Get your neighbour’s email address and compose an email to them, paste the link into the email and send the message.

When you receive the link from your neighbour, open the email and click on the link.  You should be able to view the page with the new configuration and data tracks they have added to in the Location tab. You might see differences where they have specified a slightly different region to you, or where they have added different tracks.

(e) Click the Export data button in the side menu. Leave the default parameters as they are.
Click Next>.
Click on Text.

Note that the sequence has a header that provides information about the genome assembly (GRCh38), the chromosome, the start and end coordinates and the strand. For example:

<>13 dna:chromosome chromosome:GRCh38:13:32311910:32405865:1

(f) Click Configure this page in the side menu.
Click Reset configuration.
Click or click anywhere outside the or anywhere outside the pop-up window.

Exercise 6 – Exploring assembly exceptions in human

(a) Go to the Ensembl homepage www.ensembl.org.

Select Search: Human and type 21:32630000-32870000 in the text box (or alternatively leave the Search drop-down list like it is and type human 21:32630000-32870000 in the text box).
Click Go.

You will see a red highlighted region in the middle of this region. Click on the thin dark red bar in the Chromosome or Region view to see the label CHR_HSCHR21_3_CTG1_1:32769079-32843731. Click on What are assembly exceptions? to open a new window that explains assembly exceptions (Alternative sequence).

(b) Assembly exceptions are marked in the Chromosome view at the top.
There are seven assembly exceptions on chromosome 21.

(c) Another option in the pop-up is Compare with reference. Click on this.

Scroll down the page to see the comparison between the assembly exception and primary assembly. Aligned sequences are highlighted in pink and linked together in green.

The assembly exception CHR_HSCHR21_3_CTG1_1 contains an extra region compared to the primary assembly.

Exercise 7 – Exploring a genomic region in Anopheles gambiae

(a) Go to metazoa.ensembl.org.

Select Search: Anopheles gambiae and type 2L:7300000-7450000 in the text box. Click Go.

The region is located on the cytogenetic band 21B.

(b) There are seven genes in this region and two that overlap the ends.

Drag out a box around the second exon of the gene, the second red box from the left, and click on Jump to region. You may wish to drag out more boxes to zoom in further.
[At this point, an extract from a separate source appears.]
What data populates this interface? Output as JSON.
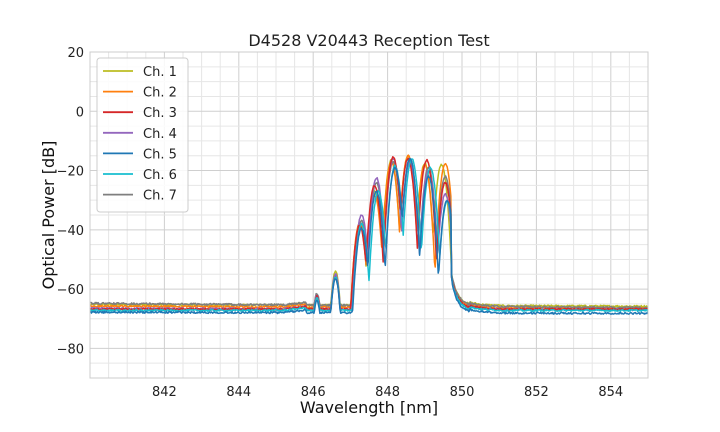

Click Configure this page in the side menu (or on the cog wheel icon in the top left hand side of the bottom image).

Type Start/stop codons in the Find a track text box.
Select Start/stop codons.
Close the menu by clicking on or anywhere outside the window.

Start codons are shown in green. You should see one that coincides with the start of the filled red box of the second exon.

(c) Drag out a box around the green start codon and select Mark region.

Scroll up to the Overview image to drag out a box around the gene and select Jump to region (or use the Zoom out button).

The highlighted region is now visible as a grey dotted line.

Extra Exercise 8 – Exploring CRISPR sites

(a) Go to the Ensembl homepage www.ensembl.org.

Select Search: Human and type 10:110578600-110578700 in the text box (or alternatively leave the Search drop-down list like it is and type human 10:110578600-110578700 in the text box).
Click Go.

Click Configure this page. Type crispr in the Find a track text box.
Select the CRISPR Cas9 track in Labels track style.

There are five positive strand and three negative strand CRISPR sites.

(b) Click on the variants in the track All phenotype-associated - short variants (SNPs and indels) which is shown by default, and the CRISPR sites to get their identifiers.

CRISPR sites 1074131234, 1074131235 and 1074131236 overlap variants rs113411202 and rs1064797151.

074131234 and 1074131235 also overlap rs779773957.

1074131233 overlaps rs78663177.

(c) In the Region image at the bottom on the page, click and drag a box around the negative strand CRISPR sites, then select Mark region in the pop-up window.

In the middle Overview image on the page, click and drag a box around the SMC3 gene, then select Jump to region in the pop-up window.

Count the exons of the SMC3-201 transcript or click on them to get the number of the exon with the marked region.

The negative strand CRISPR sites are found in exon 7 of the SMC3-201 transcript.